I'm having some difficulty removing nodes from an xml file. I've found lots of examples of others doing this in powershell through various means, the code below would seem to be identical to many of the other examples I've seen, but I'm not getting the desired behavior.
My goal is to reduce the size of the output XML until it's below 4KB.
The code below doesn't error out, but the count of objects in $updateactivity never changes, so the node doesn't seem to be removing.

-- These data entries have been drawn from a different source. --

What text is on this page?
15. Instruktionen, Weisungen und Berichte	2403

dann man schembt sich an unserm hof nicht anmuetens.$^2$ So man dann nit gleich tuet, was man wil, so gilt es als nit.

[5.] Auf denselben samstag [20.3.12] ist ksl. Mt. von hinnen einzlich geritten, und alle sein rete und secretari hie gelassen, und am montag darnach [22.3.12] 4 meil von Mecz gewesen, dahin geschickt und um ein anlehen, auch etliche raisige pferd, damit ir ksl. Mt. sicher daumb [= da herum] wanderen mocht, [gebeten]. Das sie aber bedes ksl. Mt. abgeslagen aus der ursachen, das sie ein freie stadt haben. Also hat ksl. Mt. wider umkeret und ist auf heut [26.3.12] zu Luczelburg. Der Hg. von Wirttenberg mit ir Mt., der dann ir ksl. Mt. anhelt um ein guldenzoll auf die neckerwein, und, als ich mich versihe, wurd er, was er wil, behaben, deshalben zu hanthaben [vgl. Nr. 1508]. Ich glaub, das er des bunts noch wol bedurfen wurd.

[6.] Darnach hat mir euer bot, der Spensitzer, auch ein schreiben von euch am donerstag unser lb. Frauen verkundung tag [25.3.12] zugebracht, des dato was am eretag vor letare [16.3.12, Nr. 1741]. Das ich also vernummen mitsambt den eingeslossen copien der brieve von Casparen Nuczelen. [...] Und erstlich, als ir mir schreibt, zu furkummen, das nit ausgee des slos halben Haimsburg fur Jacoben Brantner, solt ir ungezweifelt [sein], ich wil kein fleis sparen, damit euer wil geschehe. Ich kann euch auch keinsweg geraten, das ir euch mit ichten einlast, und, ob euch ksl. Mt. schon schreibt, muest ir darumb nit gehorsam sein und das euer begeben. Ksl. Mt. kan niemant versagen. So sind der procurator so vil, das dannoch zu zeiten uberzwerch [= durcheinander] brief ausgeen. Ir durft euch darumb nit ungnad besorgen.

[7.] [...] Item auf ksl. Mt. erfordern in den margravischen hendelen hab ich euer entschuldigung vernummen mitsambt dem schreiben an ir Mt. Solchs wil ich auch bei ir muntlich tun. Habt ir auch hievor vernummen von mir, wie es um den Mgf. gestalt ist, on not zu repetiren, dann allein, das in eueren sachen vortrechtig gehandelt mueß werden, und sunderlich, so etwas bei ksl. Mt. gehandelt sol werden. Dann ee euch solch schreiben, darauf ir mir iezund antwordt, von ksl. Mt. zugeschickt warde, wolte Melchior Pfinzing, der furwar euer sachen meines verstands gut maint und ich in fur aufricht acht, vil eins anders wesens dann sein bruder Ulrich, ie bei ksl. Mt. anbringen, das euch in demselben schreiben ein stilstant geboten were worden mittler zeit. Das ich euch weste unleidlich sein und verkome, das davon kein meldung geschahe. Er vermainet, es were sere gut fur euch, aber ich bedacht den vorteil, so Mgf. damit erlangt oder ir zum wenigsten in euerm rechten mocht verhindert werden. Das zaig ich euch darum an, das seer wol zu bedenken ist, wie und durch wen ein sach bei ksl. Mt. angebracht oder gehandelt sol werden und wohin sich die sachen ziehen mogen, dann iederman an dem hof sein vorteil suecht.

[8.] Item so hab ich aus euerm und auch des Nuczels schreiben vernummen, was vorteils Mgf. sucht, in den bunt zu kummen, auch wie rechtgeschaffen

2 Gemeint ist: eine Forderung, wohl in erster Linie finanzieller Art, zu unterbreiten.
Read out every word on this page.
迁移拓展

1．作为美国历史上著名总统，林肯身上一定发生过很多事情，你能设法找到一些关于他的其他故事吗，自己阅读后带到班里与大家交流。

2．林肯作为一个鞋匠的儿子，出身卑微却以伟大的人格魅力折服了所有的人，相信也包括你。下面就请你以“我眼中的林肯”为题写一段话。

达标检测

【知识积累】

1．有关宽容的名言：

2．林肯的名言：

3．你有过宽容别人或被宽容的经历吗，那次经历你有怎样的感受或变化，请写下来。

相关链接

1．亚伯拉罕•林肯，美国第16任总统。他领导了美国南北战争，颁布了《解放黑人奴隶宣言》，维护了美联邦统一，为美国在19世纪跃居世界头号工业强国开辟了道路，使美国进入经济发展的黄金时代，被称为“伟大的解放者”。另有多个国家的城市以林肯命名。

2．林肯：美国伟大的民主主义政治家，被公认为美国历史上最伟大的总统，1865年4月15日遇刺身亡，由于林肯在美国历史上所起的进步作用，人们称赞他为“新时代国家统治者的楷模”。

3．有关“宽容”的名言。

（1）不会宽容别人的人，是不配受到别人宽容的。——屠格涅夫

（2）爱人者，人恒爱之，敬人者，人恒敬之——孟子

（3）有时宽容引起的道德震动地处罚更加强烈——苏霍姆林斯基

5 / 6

This is a log in xml format, so I'm removing the oldest entries first.
sample xml:
<?xml version="1.0" encoding="utf-16"?>
<LogEntries version="1.0" appname="Dell Command | Update" appversion="4.3.0">
<LogEntry>
<serviceVersion>2.3.0.36</serviceVersion>
<appname>DellCommandUpdate</appname>
<level>Normal</level>
<timestamp>2022-01-07T13:29:57.9364469-08:00</timestamp>
<source>UpdateScheduler.UpdateScheduler.Start</source>
<message>Starting the update scheduler.</message>
<trace/>
<data/>
</LogEntry>
</LogEntries>
code:
[xml]$dcuxml = get-content "C:\ProgramData\dell\UpdateService\Log\Activity.log"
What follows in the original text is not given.